The antioxidant properties of gluconolactone are evident in food and drug substances, in which gluconolactone has been shown to inhibit oxidation and help maintain product integrity Fig. 33.3.

Bernstein et al demonstrated that gluconolactone provides free radical scavenging effects comparable to other well-known compounds such as ascorbic acid and alpha-tocopherol using an in vitro model of cutaneous photoaging. In this model, compounds are measured for their ability to prevent ultraviolet (UV) induced activation of an elastin promoter in skin via free radical scavenging activity. An increase in the expression of the elastin promoter causes an abnormal deposition of poorly structured elastic material in skin—the condition known as solar elastosis. Maximum protection by free radical scavengers occurs at a rate of approximately 50%; the other 50% is caused by direct UV damage to cells and cellular DNA. Results of the study indicated that gluconolactone provided up to 50% protection against UV radiation. This effect could not be explained by UV screening, and therefore was attributed to gluconolactone’s ability to chelate oxidation-promoting metals possibly via the direct free radical scavenging effects of gluconolactone.

• Clinical effects of gluconolactone

In vivo clinical studies of gluconolactone-containing formulations have demonstrated measurable benefits including antiaging and skin-firming effects that are comparable to commonly used AHAs (e.g. glycolic acid), with reduced irritation potential. In addition, significant antiaging benefits including reduced pigmentation and improved skin texture have been observed over a range of darker Fitzpatrick skin types (IV–VI) represented by a study population of African–Americans, Asians, and Hispanics.

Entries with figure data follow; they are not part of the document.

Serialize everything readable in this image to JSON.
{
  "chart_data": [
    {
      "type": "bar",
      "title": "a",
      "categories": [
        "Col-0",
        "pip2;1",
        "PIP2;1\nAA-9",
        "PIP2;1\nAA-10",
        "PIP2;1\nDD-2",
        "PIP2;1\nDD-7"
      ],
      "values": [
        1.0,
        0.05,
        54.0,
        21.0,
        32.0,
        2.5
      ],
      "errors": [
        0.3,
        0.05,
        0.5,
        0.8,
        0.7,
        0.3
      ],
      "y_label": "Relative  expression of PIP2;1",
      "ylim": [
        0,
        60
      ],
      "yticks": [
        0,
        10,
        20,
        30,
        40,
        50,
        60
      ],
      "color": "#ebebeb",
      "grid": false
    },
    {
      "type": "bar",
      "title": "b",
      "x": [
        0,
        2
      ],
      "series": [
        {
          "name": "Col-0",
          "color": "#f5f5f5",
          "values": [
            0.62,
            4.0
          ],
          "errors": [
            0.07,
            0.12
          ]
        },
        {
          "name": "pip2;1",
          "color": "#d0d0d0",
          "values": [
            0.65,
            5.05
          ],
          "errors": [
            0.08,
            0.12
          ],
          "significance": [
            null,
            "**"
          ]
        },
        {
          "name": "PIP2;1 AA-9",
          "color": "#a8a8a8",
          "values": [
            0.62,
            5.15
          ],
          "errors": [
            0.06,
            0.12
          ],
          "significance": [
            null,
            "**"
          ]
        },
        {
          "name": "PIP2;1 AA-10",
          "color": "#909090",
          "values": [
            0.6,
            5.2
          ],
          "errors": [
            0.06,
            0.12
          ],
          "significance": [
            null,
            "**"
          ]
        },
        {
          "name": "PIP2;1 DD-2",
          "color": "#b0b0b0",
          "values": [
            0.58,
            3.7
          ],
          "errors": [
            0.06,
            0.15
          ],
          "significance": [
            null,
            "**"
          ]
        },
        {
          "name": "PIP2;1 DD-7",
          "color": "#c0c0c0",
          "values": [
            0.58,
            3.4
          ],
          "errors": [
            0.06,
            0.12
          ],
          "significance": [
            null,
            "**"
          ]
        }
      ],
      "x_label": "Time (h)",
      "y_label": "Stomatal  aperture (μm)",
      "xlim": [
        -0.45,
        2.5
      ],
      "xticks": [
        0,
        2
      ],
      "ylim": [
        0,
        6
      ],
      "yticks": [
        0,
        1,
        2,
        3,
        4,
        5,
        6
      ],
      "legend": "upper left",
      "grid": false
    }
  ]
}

Gluconolactone is well suited for adjunctive use with topical medications. It enhances epidermal cell turnover, which may in part help to explain the adjunctive benefits of PHAs in the treatment of acne. A vehicle-controlled, double-blind clinical study on mild to moderate acne demonstrated antiacne effects with less irritation of a 14% gluconolactone solution in comparison to a 5% benzoyl peroxide lotion. In addition, PHAs can be used to hydrate and condition skin during treatment with drying or irritating medications including topical retinoids, benzoyl peroxide, and azelaic acid. This benefit was demonstrated in a clinical study designed to evaluate the effects of standardized adjunctive use of a PHA cleanser plus PHA moisturizer in combination with 15% azelaic acid gel for the treatment of rosacea. Results indicated significantly greater improvements in global assessment and erythema relative to the azelaic acid treatment group that had not been standardized to adjunctive PHAs (P < 0.05). Compatibility of a 15% gluconolactone-containing cream (pH 3.3) in combination with daily use of tretinoin gel 0.1% has also been demonstrated.